Thursday, June 10, 2010
Movie making story followup
When I was working as a reporter for a chain of weekly newspapers in Connecticut in the early 1990s, I had the opportunity to write many interesting stories. One that I recently dug out of my files that was published in the April 23, 1992 edition of the Durham Gazette was about a New York film crew that came to Middlefield, Conn. to do some on-location filming for an independent feature-length movie.
It was a low-budget production (about $200,000) and involved mostly no-name actors and a writer/director fresh out of film school by the name of Deirdre Fishel. The working title of the film was “Maya” and I was told that it was the story of a young woman whose life and career had stalled until she met a charming vagabond named Joe on a New York subway. He convinced her to escape with him to the country. Thus the need for on-location filming at Happy Acres Resort, a small collection of rental cabins in a remote, wooded area outside of the small community of Middlefield (near Durham).

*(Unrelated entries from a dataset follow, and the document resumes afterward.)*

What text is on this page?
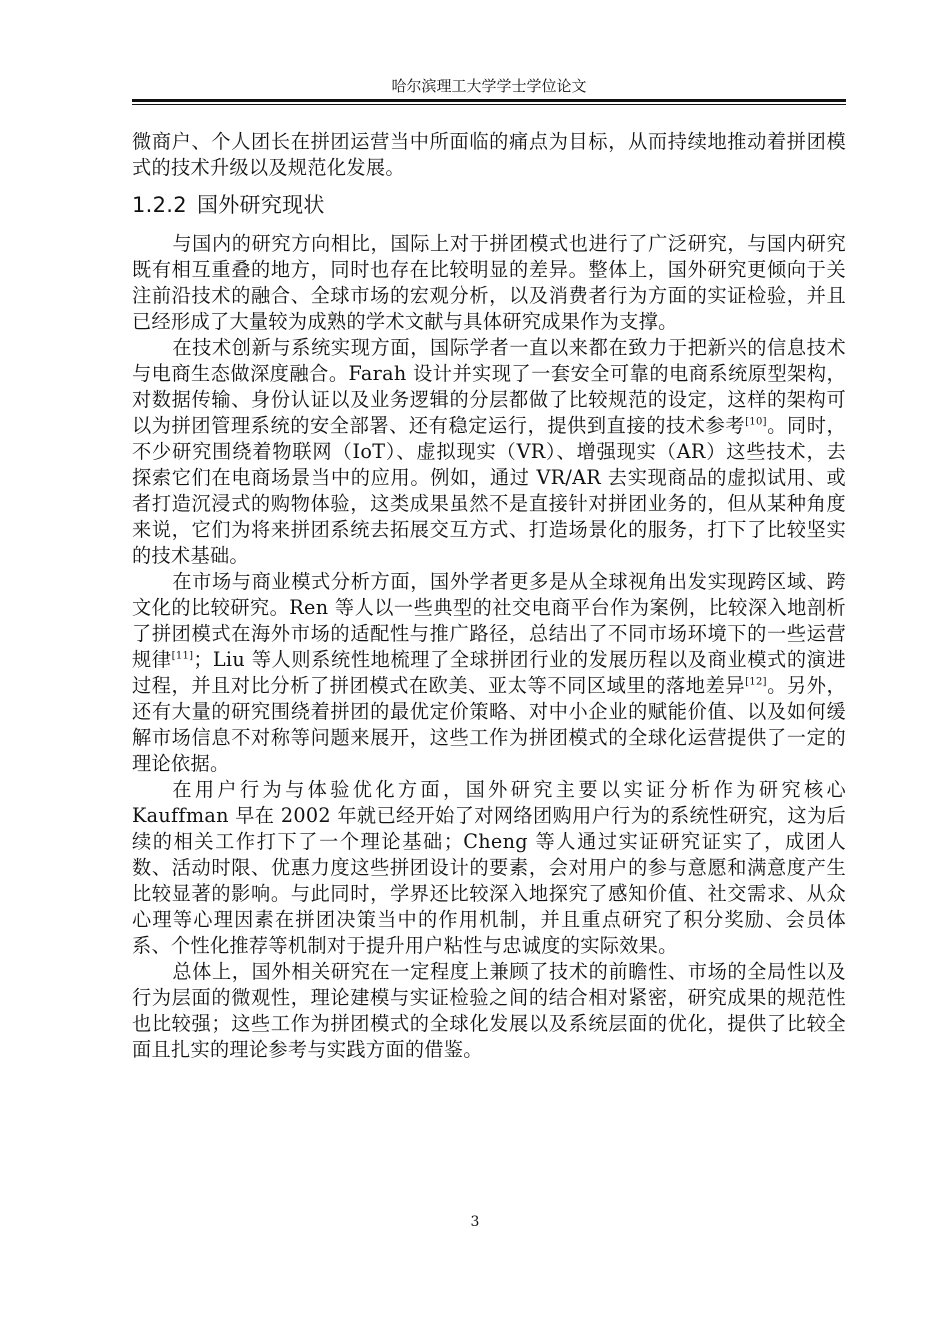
哈尔滨理工大学学士学位论文

微商户、个人团长在拼团运营当中所面临的痛点为目标，从而持续地推动着拼团模式的技术升级以及规范化发展。

1.2.2 国外研究现状

与国内的研究方向相比，国际上对于拼团模式也进行了广泛研究，与国内研究既有相互重叠的地方，同时也存在比较明显的差异。整体上，国外研究更倾向于关注前沿技术的融合、全球市场的宏观分析，以及消费者行为方面的实证检验，并且已经形成了大量较为成熟的学术文献与具体研究成果作为支撑。

在技术创新与系统实现方面，国际学者一直以来都在致力于把新兴的信息技术与电商生态做深度融合。Farah 设计并实现了一套安全可靠的电商系统原型架构，对数据传输、身份认证以及业务逻辑的分层都做了比较规范的设定，这样的架构可以为拼团管理系统的安全部署、还有稳定运行，提供到直接的技术参考[10]。同时，不少研究围绕着物联网（IoT）、虚拟现实（VR）、增强现实（AR）这些技术，去探索它们在电商场景当中的应用。例如，通过 VR/AR 去实现商品的虚拟试用、或者打造沉浸式的购物体验，这类成果虽然不是直接针对拼团业务的，但从某种角度来说，它们为将来拼团系统去拓展交互方式、打造场景化的服务，打下了比较坚实的技术基础。

在市场与商业模式分析方面，国外学者更多是从全球视角出发实现跨区域、跨文化的比较研究。Ren 等人以一些典型的社交电商平台作为案例，比较深入地剖析了拼团模式在海外市场的适配性与推广路径，总结出了不同市场环境下的一些运营规律[11]；Liu 等人则系统性地梳理了全球拼团行业的发展历程以及商业模式的演进过程，并且对比分析了拼团模式在欧美、亚太等不同区域里的落地差异[12]。另外，还有大量的研究围绕着拼团的最优定价策略、对中小企业的赋能价值、以及如何缓解市场信息不对称等问题来展开，这些工作为拼团模式的全球化运营提供了一定的理论依据。

在用户行为与体验优化方面，国外研究主要以实证分析作为研究核心 Kauffman 早在 2002 年就已经开始了对网络团购用户行为的系统性研究，这为后续的相关工作打下了一个理论基础；Cheng 等人通过实证研究证实了，成团人数、活动时限、优惠力度这些拼团设计的要素，会对用户的参与意愿和满意度产生比较显著的影响。与此同时，学界还比较深入地探究了感知价值、社交需求、从众心理等心理因素在拼团决策当中的作用机制，并且重点研究了积分奖励、会员体系、个性化推荐等机制对于提升用户粘性与忠诚度的实际效果。

总体上，国外相关研究在一定程度上兼顾了技术的前瞻性、市场的全局性以及行为层面的微观性，理论建模与实证检验之间的结合相对紧密，研究成果的规范性也比较强；这些工作为拼团模式的全球化发展以及系统层面的优化，提供了比较全面且扎实的理论参考与实践方面的借鉴。

3
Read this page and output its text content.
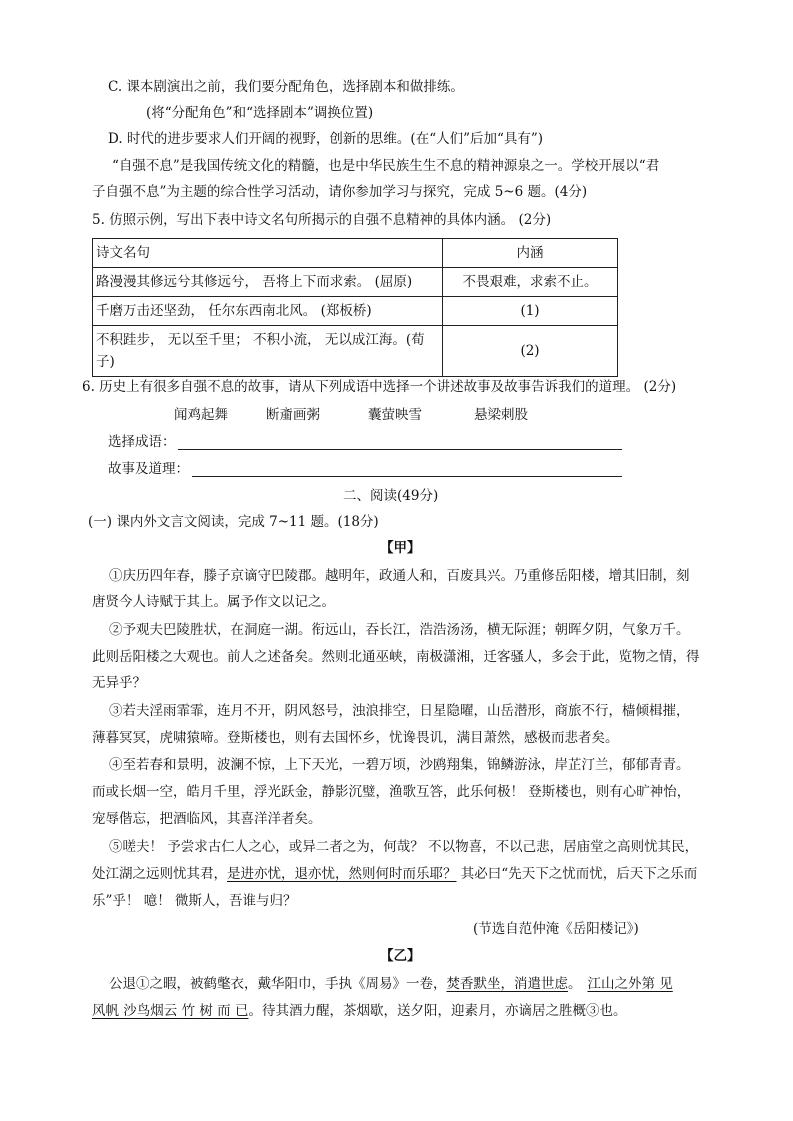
C. 课本剧演出之前，我们要分配角色，选择剧本和做排练。
(将“分配角色”和“选择剧本”调换位置)
D. 时代的进步要求人们开阔的视野，创新的思维。(在“人们”后加“具有”)
“自强不息”是我国传统文化的精髓，也是中华民族生生不息的精神源泉之一。学校开展以“君
子自强不息”为主题的综合性学习活动，请你参加学习与探究，完成 5~6 题。(4分)
5. 仿照示例，写出下表中诗文名句所揭示的自强不息精神的具体内涵。 (2分)
诗文名句	内涵
路漫漫其修远兮其修远兮， 吾将上下而求索。 (屈原)	不畏艰难，求索不止。
千磨万击还坚劲， 任尔东西南北风。 (郑板桥)	(1)

不积跬步， 无以至千里； 不积小流， 无以成江海。(荀
子)	(2)
6. 历史上有很多自强不息的故事，请从下列成语中选择一个讲述故事及故事告诉我们的道理。 (2分)
闻鸡起舞	断齑画粥	囊萤映雪	悬梁刺股
选择成语：
故事及道理：
二、阅读(49分)
(一) 课内外文言文阅读，完成 7~11 题。(18分)
【甲】
①庆历四年春，滕子京谪守巴陵郡。越明年，政通人和，百废具兴。乃重修岳阳楼，增其旧制，刻
唐贤今人诗赋于其上。属予作文以记之。
②予观夫巴陵胜状，在洞庭一湖。衔远山，吞长江，浩浩汤汤，横无际涯；朝晖夕阴，气象万千。
此则岳阳楼之大观也。前人之述备矣。然则北通巫峡，南极潇湘，迁客骚人，多会于此，览物之情，得
无异乎？
③若夫淫雨霏霏，连月不开，阴风怒号，浊浪排空，日星隐曜，山岳潜形，商旅不行，樯倾楫摧，
薄暮冥冥，虎啸猿啼。登斯楼也，则有去国怀乡，忧谗畏讥，满目萧然，感极而悲者矣。
④至若春和景明，波澜不惊，上下天光，一碧万顷，沙鸥翔集，锦鳞游泳，岸芷汀兰，郁郁青青。
而或长烟一空，皓月千里，浮光跃金，静影沉璧，渔歌互答，此乐何极！ 登斯楼也，则有心旷神怡，
宠辱偕忘，把酒临风，其喜洋洋者矣。
⑤嗟夫！ 予尝求古仁人之心，或异二者之为，何哉？ 不以物喜，不以己悲，居庙堂之高则忧其民，
处江湖之远则忧其君，是进亦忧，退亦忧，然则何时而乐耶？ 其必曰“先天下之忧而忧，后天下之乐而
乐”乎！ 噫！ 微斯人，吾谁与归？
(节选自范仲淹《岳阳楼记》)
【乙】
公退①之暇，被鹤氅衣，戴华阳巾，手执《周易》一卷，焚香默坐，消遣世虑。 江山之外第 见
风帆 沙鸟烟云 竹 树 而 已。待其酒力醒，茶烟歇，送夕阳，迎素月，亦谪居之胜概③也。
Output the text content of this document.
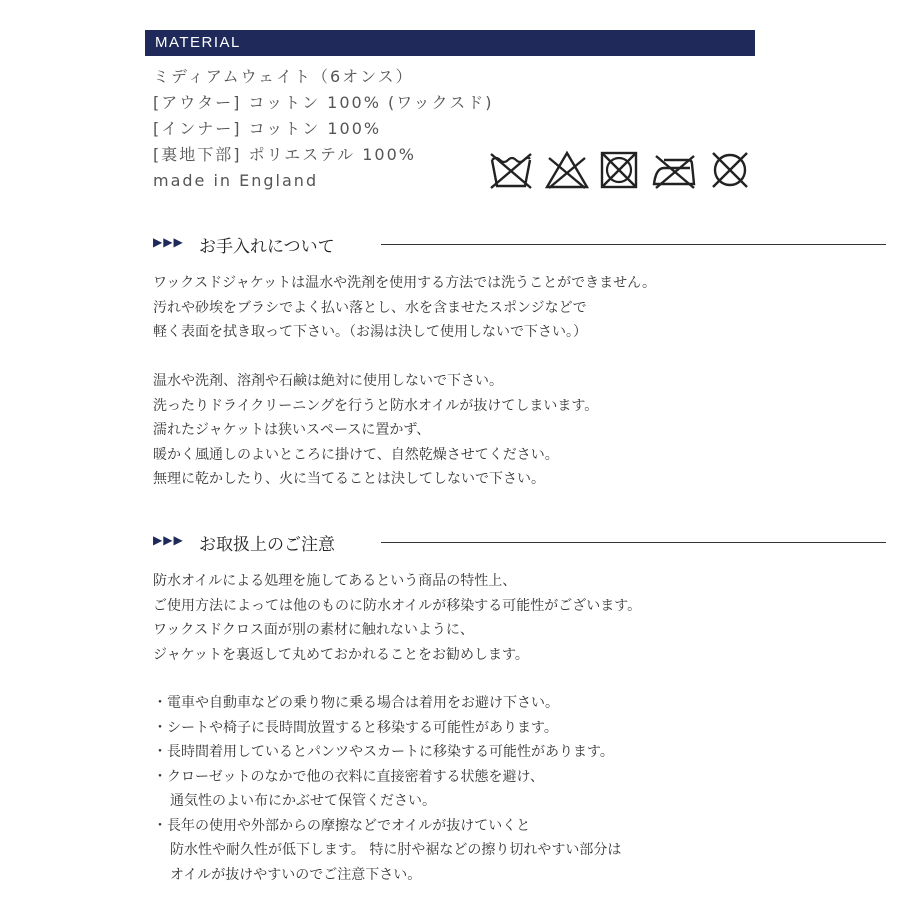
MATERIAL
ミディアムウェイト（6オンス）
[アウター] コットン 100% (ワックスド)
[インナー] コットン 100%
[裏地下部] ポリエステル 100%
made in England
▶▶▶ お手入れについて
ワックスドジャケットは温水や洗剤を使用する方法では洗うことができません。
汚れや砂埃をブラシでよく払い落とし、水を含ませたスポンジなどで
軽く表面を拭き取って下さい。（お湯は決して使用しないで下さい。）
温水や洗剤、溶剤や石鹸は絶対に使用しないで下さい。
洗ったりドライクリーニングを行うと防水オイルが抜けてしまいます。
濡れたジャケットは狭いスペースに置かず、
暖かく風通しのよいところに掛けて、自然乾燥させてください。
無理に乾かしたり、火に当てることは決してしないで下さい。
▶▶▶ お取扱上のご注意
防水オイルによる処理を施してあるという商品の特性上、
ご使用方法によっては他のものに防水オイルが移染する可能性がございます。
ワックスドクロス面が別の素材に触れないように、
ジャケットを裏返して丸めておかれることをお勧めします。
・電車や自動車などの乗り物に乗る場合は着用をお避け下さい。
・シートや椅子に長時間放置すると移染する可能性があります。
・長時間着用しているとパンツやスカートに移染する可能性があります。
・クローゼットのなかで他の衣料に直接密着する状態を避け、
通気性のよい布にかぶせて保管ください。
・長年の使用や外部からの摩擦などでオイルが抜けていくと
防水性や耐久性が低下します。 特に肘や裾などの擦り切れやすい部分は
オイルが抜けやすいのでご注意下さい。
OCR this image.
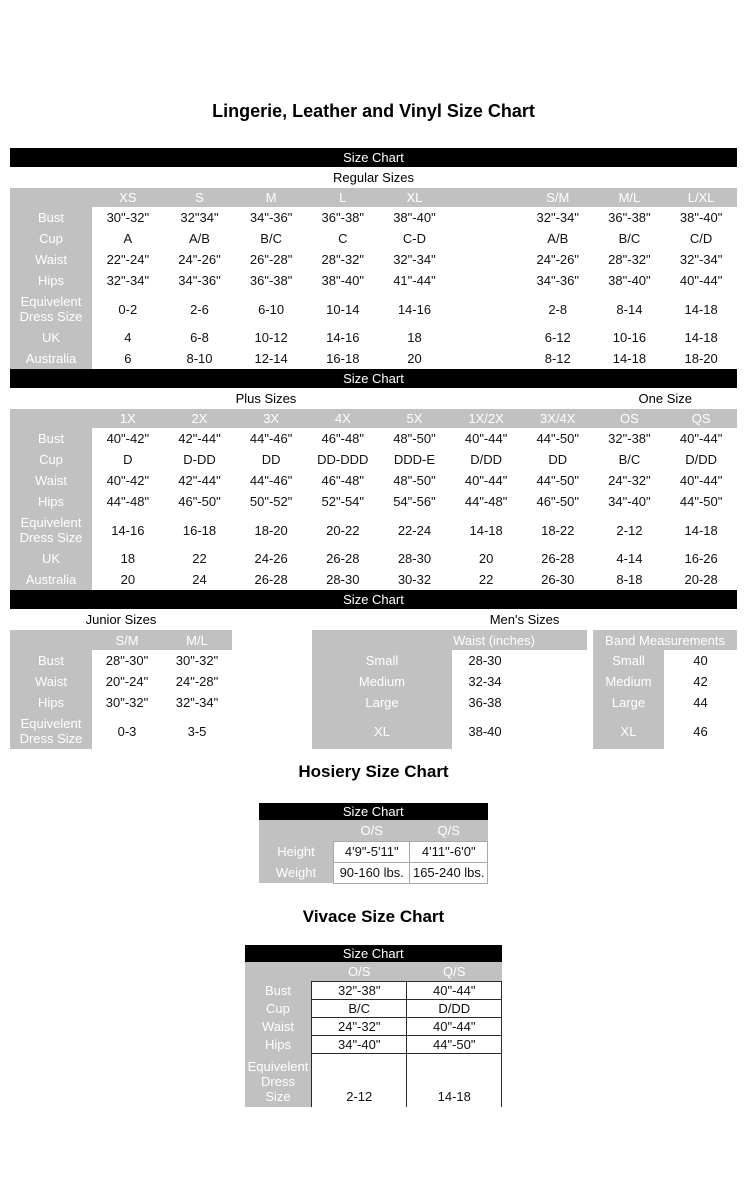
Lingerie, Leather and Vinyl Size Chart
Size Chart									
Regular Sizes									
	XS	S	M	L	XL		S/M	M/L	L/XL
Bust	30"-32"	32"34"	34"-36"	36"-38"	38"-40"		32"-34"	36"-38"	38"-40"
Cup	A	A/B	B/C	C	C-D		A/B	B/C	C/D
Waist	22"-24"	24"-26"	26"-28"	28"-32"	32"-34"		24"-26"	28"-32"	32"-34"
Hips	32"-34"	34"-36"	36"-38"	38"-40"	41"-44"		34"-36"	38"-40"	40"-44"
Equivelent Dress Size	0-2	2-6	6-10	10-14	14-16		2-8	8-14	14-18
UK	4	6-8	10-12	14-16	18		6-12	10-16	14-18
Australia	6	8-10	12-14	16-18	20		8-12	14-18	18-20
Size Chart									
Plus Sizes								One Size	
	1X	2X	3X	4X	5X	1X/2X	3X/4X	OS	QS
Bust	40"-42"	42"-44"	44"-46"	46"-48"	48"-50"	40"-44"	44"-50"	32"-38"	40"-44"
Cup	D	D-DD	DD	DD-DDD	DDD-E	D/DD	DD	B/C	D/DD
Waist	40"-42"	42"-44"	44"-46"	46"-48"	48"-50"	40"-44"	44"-50"	24"-32"	40"-44"
Hips	44"-48"	46"-50"	50"-52"	52"-54"	54"-56"	44"-48"	46"-50"	34"-40"	44"-50"
Equivelent Dress Size	14-16	16-18	18-20	20-22	22-24	14-18	18-22	2-12	14-18
UK	18	22	24-26	26-28	28-30	20	26-28	4-14	16-26
Australia	20	24	26-28	28-30	30-32	22	26-30	8-18	20-28
Size Chart
Junior Sizes		
	S/M	M/L
Bust	28"-30"	30"-32"
Waist	20"-24"	24"-28"
Hips	30"-32"	32"-34"
Equivelent Dress Size	0-3	3-5
Men's Sizes			
Waist (inches)		Band Measurements	
Small	28-30	Small	40
Medium	32-34	Medium	42
Large	36-38	Large	44
XL	38-40	XL	46
Hosiery Size Chart
Size Chart		
	O/S	Q/S
Height	4'9"-5'11"	4'11"-6'0"
Weight	90-160 lbs.	165-240 lbs.
Vivace Size Chart
Size Chart		
	O/S	Q/S
Bust	32"-38"	40"-44"
Cup	B/C	D/DD
Waist	24"-32"	40"-44"
Hips	34"-40"	44"-50"
Equivelent Dress Size	2-12	14-18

My story focused mainly on the “gypsy” lifestyle of the film crew and their reaction to the scenic and rustic environment of rural Connecticut compared to New York City. I talked with the associate producer who had scouted the location and several low-level crew members including a “2nd electric” and a “2nd grip.”
It was raining and sleeting for much of the time that the film crew was in town and they did a lot of the filming inside the cabins while the crewmembers huddled under the eaves trying to stay warm and dry.
I never knew what happened with the movie after they left. I kind of assumed that it did not get a theatrical release. But recently I decided to dig up the old story and using the magic of the Internet I discovered that I was wrong. The film actually did get a theatrical release in 1994 under the name “Risk.” It was entered into the Sundance Film Festival and even got a somewhat decent review in the New York Times (Oct. 5, 1994).
What kind of shocked me, however, was that the film is described as an “erotic thriller.” So that’s what they were doing in the cabins with the windows all covered with blankets! I should have known. The associate producer told me at the time that “We needed someplace that was isolated so we can do our work undisturbed and also so we won’t bother others.”
The film is described on the web today as “a powerful drama about an artist who enters into a turbulent love affair with a troubled and unpredictable young man.” The cover of the video on Amazon is a bit too risque for me to post on my blog.
The star of the film, Karen Sillas, went on to do a few more low-budget movies before getting her “big break” in television. She has since appeared in a number of popular TV series in bit roles including CSI, The Sopranos, and a recurring role in the TNT crime drama “Wanted”. The director went on to do several documentary films and then joined the faculty at the New School University in New York.